SKRoy was brilliant. He’d always walk into class with a sly smile on his face, and would challenge our sensibilities. There was one time when I decided to shock him. I walked into class ten minutes late, with a cup of tea in my hand, and wearing a pair of trousers with the most outrageous bottom flair. I walked slowly across the room, expecting an explosion. He stopped in his lecture, smiled as I walked across the front of the class and said, “Interesting!”. Another time, I accidentally answered a question, and he gently encouraged me to go deeper into myself. He peeled me open, layer by layer, right there. That was a difficult period, but I ended up getting some real insights into me. He set us the most difficult exam paper I have ever had to do. It was a two week, open book exam. We were allowed to copy any text in the library, but as he said, the answer was not to be found in a book. It was to be found in ourselves, and how good we were at applying the principles he had taught us during the term.
Sheikh really taught me how to drive a car. I did have a driving license, so I was allowed, legally, to drive on the roads. However, I got the license in a driving school, where the goal was to get us a license, not to teach us how to drive. Pretty similar to many schools, yes? The objective is to get marks, not to learn.
My dad, however, was not convinced of my driving skills. For him, the age old fundamental law, that you must learn the principles of a subject, was critical. Sheikh was one of the clerks in his office, and had been a truck driver for over twenty years. The briefing given to Sheikh was (a) I had to really learn how to drive and (b) during the classes, I was the student, not my dad’s son. So, Sheikh’s word was law during the lessons.
Sheikh was quite a character. Simply, but well dressed. His beard and hair was immaculate, and he carried himself with an innate dignity that, in my view, reflected the greatness of his soul.
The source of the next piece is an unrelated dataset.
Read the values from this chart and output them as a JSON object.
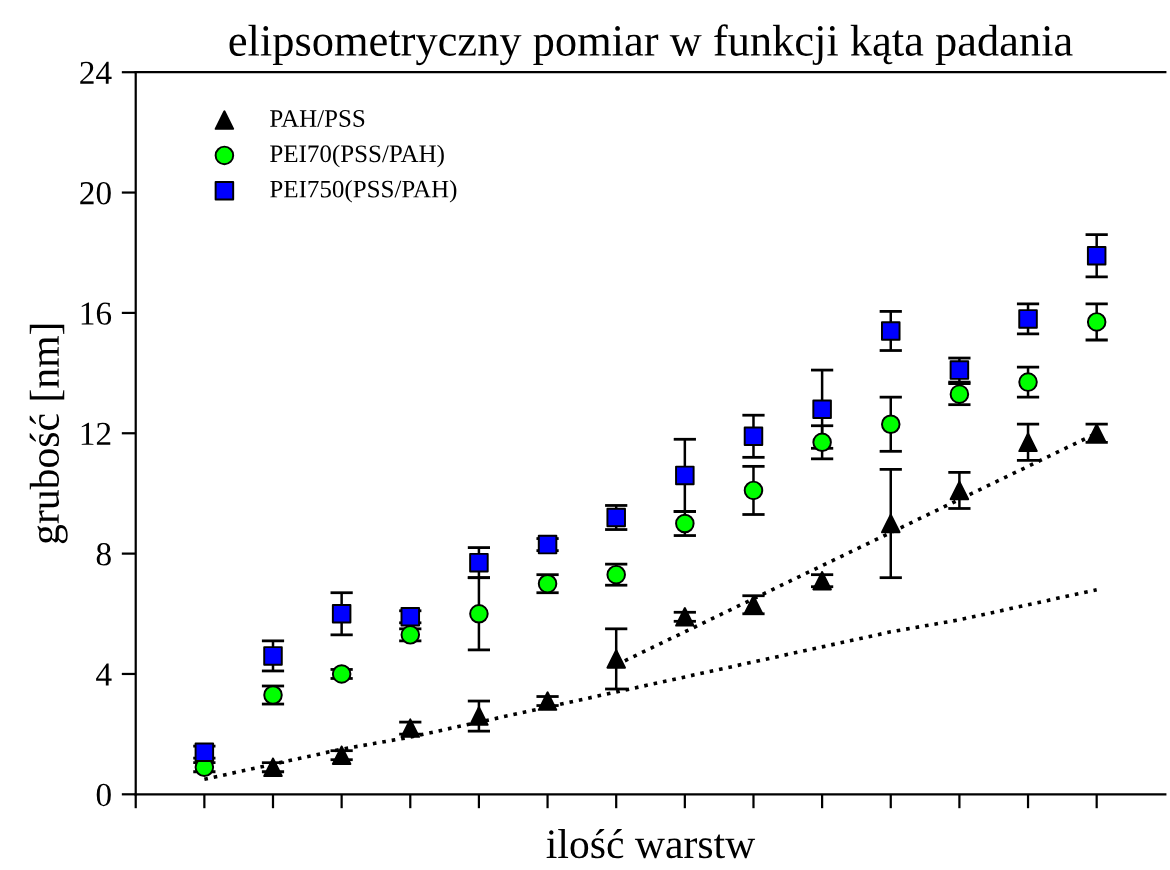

So, we started to drive. For the first few months, I was not allowed to drive above 20 kilometers per hour. For Sheikh, I had to learn how to control the car’s momentum through a gentle pressure on the accelerator, without the engine stalling. Any fool, he said, could drive fast and carelessly. However, very few people can rive slowly. So, I howled and yowled, and bitched and moaned, but he was unrelenting. Drive slowly, control the accelerator, control the steering, defensive driving, hill driving, dirt track driving, driving in a crowded market and, above all, driving with patience were the drills he put me through. Finally, after what seemed a lifetime, he finally said, “I think you can drive now!”
The years have gone, and I now have the odd white hair in my head, and yet, there is not a time when I think of these two gentlemen, that I don’t doff my imaginary hats to them and say, “Thank You”.
A great teacher, and what he, or she, teaches, stay with you, and allow you to impart some of these lessons to others.